Unexpectedly, Promalactis odaiensis was observed having high intraspecific variability in COI, albeit under a single MOTU. In the haplotype results, 14 populations were categorized into 5 regions in Korea with the genetic divergence ranged from 0.00 to 3.07%. Given that the P. odaiensis is endemic to eastern Asian area42,44, the species may show higher genetic diversity in the COI gene. We could suggest that cryptic species should be determined through an integrative analysis comparing the morphology and MOTUs estimation, when the intraspecific maximum genetic divergence exceeds 2.5% in the Gelechioidea.

Our study revealed also cases of mitonuclear discordance, i.e. contradiction between morphology and DNA barcoding. One such group, Autosticha opaca and A. modicella, showed low intra-genetic divergence and a single MOTU between species in all methods, while being distinguished from each other by morphology. In the taxonomic revision of the group45, A. opaca could not be distinguished from A. modicella by external appearance alone, but only by a very small difference in the genitalia. We could verify this as we observed differences in length and width of ostium bursae and ductus bursae between the two morphospecies (Figs. 7a, 12).
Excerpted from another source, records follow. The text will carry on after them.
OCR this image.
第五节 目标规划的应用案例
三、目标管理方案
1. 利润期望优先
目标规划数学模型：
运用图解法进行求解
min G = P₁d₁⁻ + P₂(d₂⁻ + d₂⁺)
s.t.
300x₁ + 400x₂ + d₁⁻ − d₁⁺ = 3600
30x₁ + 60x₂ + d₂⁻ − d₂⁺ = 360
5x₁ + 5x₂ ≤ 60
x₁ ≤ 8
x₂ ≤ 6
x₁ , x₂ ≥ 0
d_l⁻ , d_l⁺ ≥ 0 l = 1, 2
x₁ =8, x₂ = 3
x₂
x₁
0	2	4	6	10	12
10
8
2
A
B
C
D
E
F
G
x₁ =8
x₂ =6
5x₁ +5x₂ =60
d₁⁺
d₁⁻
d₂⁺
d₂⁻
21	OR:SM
Another group of potential cryptic diversity is Chorivalva complex of species. Chorivalva is a small and a little-known genus of Gelechiidae that is widely distributed in the East Palearctic region. Only three species, distinguished by genital characters, have been recorded41. Applying the available taxonomic key, specimens Chorivalva were divided into four morphospecies, Chorivalva unisaccula, C. grandialata, C. sp2 and C. sp3. (Figs. 7b, 37). However, the three delimitation methods, ABGD, PTP and bPTP, all assigned all of them within a single MOTU with low overall divergence. The mitonuclear discordance observed in Chorivalva and Autosticha could have resulted from incomplete lineage sorting of ancestral mitochondrial DNA polymorphisms, introgression of mitochondrial DNA, possibly mediated by Wolbachia infection46. Alternatively, the detected differences represent intraspecific variability. Multiple molecular markers, including nuclear ones, and more comprehensive sampling will likely be required to resolve this incongruence between morphology and DNA barcoding.

Some genera of Gelechioidea (e.g. Parastenolechia, Parachronistis) appear paraphyletic in our trees. Traditionally, the generic classifications of these genera have been inferred based on their morphological similarity, without any rigorous phylogenetic analyses. Our results suggest that many taxonomic discrepancies at species and genus levels should to be re-assessed. It is likely that adoption of multiple genetic markers would likely reveal inconsistencies both in species delimitations and generic classifications.

In conclusion, with this study we demonstrated the usefulness of COI barcode data in efficient species identification in Gelechioidea. Moreover, a functional threshold for tentative species determination within the superfamily was proposed. We demonstrated that DNA barcoding provides an efficient way to detect morphologically cryptic species. Comprehensive DNA barcode reference libraries would also facilitate accurate identification of immature stages of pests, which are many in Gelechioidea.

Accession Codes: From MK210635 to MK211143 for COI sequences.